Just when it looked like it might be safe to take a flier on Facebook Inc., shares in the social networking company were slapped down again, this time courtesy of a negative cover story in the latest edition of U.S. financial weekly Barron's.
Barron's said the stock remains way overpriced, despite plunging 40 per cent from its May initial public offering (IPO) price of $38 (U.S.) a share.
In response, Facebook shares sagged $2.07 or 9.1 per cent in heavy trading Monday to close at $20.79, bringing to an abrupt halt an upturn in the stock off its low of $17.55, reached in early September.
The market action came on a day when one of Facebook's arch rivals in the tech space, Google Inc., surged to a new record high of $750.04.
The Barron's story was critical of Facebook's lofty share valuations, which have the stock trading at 47 times this year's projected earnings and 36 times next year's.
The shares also trade at more than 10 times revenue when Facebook's cash on hand is stripped out.
Google and Apple Inc., both technology giants with proven businesses, trade at about 16 times projected 2012 earnings per share.
Google changes hands at half the price-to-sales valuation of Facebook.
Given the metrics, Barrons pegged a fair value on Facebook at "perhaps only $15," hinting that even at such a reduced price, the shares may not be a bargain.
Some analysts contend that investors overreacted, saying that Facebook's multiple to both earnings and sales have been well known and largely priced into the stock.
"There is nothing new" in the story, says Brian Wieser, senior research analyst at Pivotal Research Group in New York, who said nervous investors stampeded to the exits based on jitters that the Barron's analysis would cause a selloff, turning it into something of a self-fulfilling prophecy.
Mr. Wieser, who said at the time of the $38-a-share IPO that Facebook was too expensively priced, now has a bullish take on the stock and a $32 price target for next year.
Facebook was further buffeted during the session by claims of a privacy problem that allowed direct messages between users to be made public.
The company said no such breach occurred.
"A small number of users raised concerns after what they believed to be private messages appeared on their Timeline," the company said.

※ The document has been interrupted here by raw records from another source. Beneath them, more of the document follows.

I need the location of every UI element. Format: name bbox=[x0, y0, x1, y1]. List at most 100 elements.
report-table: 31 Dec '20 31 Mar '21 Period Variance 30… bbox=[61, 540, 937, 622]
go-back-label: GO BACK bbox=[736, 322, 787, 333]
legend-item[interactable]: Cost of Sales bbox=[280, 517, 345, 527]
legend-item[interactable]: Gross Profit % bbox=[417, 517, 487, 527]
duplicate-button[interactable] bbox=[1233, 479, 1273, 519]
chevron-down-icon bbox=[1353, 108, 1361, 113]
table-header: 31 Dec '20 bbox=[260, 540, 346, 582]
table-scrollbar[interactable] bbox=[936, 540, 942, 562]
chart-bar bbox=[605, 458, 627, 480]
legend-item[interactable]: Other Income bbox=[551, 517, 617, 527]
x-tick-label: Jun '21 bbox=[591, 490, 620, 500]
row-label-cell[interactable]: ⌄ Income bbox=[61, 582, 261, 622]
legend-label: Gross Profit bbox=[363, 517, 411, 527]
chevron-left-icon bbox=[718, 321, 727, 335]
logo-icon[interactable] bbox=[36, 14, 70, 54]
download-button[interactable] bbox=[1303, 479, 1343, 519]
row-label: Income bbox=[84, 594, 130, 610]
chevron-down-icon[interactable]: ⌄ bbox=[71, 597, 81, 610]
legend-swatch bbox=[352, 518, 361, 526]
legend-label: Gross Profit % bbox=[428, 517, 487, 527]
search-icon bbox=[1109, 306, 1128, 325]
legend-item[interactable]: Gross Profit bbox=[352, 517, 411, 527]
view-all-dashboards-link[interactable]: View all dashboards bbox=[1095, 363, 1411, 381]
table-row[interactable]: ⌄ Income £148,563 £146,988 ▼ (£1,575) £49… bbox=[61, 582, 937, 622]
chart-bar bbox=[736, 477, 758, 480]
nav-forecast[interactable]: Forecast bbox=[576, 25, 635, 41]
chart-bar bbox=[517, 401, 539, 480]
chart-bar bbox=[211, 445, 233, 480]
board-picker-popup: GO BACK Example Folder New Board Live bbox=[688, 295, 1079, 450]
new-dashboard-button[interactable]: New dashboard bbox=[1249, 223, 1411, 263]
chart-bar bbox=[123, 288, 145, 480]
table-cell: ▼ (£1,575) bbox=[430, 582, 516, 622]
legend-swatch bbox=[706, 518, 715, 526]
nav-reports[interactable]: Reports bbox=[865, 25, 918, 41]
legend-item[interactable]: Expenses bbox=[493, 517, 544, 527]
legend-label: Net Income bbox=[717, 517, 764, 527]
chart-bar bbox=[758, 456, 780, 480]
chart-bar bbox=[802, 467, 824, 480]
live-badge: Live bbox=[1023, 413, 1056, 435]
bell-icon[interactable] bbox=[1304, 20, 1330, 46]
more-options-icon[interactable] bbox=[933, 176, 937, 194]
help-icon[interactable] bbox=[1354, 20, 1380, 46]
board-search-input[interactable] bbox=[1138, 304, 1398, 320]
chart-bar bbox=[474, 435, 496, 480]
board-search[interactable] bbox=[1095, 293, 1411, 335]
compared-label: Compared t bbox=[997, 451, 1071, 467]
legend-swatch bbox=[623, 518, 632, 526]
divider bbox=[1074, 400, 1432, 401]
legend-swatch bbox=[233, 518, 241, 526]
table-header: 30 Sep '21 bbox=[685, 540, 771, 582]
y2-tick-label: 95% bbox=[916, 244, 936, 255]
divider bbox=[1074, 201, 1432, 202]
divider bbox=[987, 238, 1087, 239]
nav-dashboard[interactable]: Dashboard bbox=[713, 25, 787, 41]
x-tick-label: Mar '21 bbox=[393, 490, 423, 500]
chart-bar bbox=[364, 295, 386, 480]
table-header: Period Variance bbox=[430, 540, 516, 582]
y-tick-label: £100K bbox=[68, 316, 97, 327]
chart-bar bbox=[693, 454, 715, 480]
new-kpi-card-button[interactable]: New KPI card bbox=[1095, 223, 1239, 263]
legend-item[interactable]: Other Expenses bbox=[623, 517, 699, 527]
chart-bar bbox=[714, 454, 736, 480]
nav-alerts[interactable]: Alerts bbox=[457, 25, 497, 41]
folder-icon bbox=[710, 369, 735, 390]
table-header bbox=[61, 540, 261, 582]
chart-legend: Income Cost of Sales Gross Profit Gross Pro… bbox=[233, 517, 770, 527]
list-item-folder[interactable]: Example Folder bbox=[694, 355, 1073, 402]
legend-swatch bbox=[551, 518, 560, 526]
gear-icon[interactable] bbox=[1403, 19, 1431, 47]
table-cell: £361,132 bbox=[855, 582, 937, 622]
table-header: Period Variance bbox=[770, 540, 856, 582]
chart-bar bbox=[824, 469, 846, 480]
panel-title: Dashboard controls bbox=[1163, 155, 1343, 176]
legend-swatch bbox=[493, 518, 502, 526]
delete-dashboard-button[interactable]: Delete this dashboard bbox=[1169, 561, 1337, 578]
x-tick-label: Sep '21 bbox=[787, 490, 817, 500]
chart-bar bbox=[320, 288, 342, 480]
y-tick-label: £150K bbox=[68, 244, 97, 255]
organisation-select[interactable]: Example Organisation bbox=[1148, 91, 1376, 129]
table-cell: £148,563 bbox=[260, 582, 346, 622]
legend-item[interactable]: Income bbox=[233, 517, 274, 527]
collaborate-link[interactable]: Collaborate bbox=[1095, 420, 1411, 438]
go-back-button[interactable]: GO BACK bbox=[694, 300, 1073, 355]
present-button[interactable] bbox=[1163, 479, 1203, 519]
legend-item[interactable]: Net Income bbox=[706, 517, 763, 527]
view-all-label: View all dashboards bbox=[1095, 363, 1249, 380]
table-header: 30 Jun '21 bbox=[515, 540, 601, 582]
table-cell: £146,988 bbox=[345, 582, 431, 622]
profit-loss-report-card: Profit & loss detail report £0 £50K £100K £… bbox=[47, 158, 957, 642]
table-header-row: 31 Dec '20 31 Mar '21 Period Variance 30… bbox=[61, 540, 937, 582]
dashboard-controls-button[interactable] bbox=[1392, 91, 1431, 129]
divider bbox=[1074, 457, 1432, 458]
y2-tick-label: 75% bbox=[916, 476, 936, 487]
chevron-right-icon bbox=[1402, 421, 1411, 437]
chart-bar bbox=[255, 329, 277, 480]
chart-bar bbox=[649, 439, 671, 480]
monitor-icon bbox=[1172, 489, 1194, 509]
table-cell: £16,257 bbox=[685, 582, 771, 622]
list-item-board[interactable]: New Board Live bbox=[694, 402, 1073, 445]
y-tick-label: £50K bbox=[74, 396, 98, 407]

"Our engineers investigated these reports and found that the messages were older wall posts that had always been visible on the users' profile pages. Facebook is satisfied that there has been no breach of user privacy."
Some stock watchers have been leery of Facebook's business because users are increasingly accessing the service through mobile devices, where it is more difficult to place advertising than on more advertising-friendly desktop computers.
But Mr. Wieser said he expects new advertisers will migrate to the mobile services, creating an expanded source of revenue.
One of the factors that Mr. Wieser said is bolstering his bullish view is the high degree of negativity toward Facebook – a sign to contrarian investors that the stock has become overly depressed.
"The market sentiment towards this is terrible," Mr. Wieser says.
"Why would you like a stock that's got no room to go up? If it's fully valued then there is nothing to love."
But he cautioned that Facebook, even at current levels, shouldn't be mistaken for a safe investment.
It's a risky stock.
"You certainly wouldn't invest all of your kid's college savings against it," he said.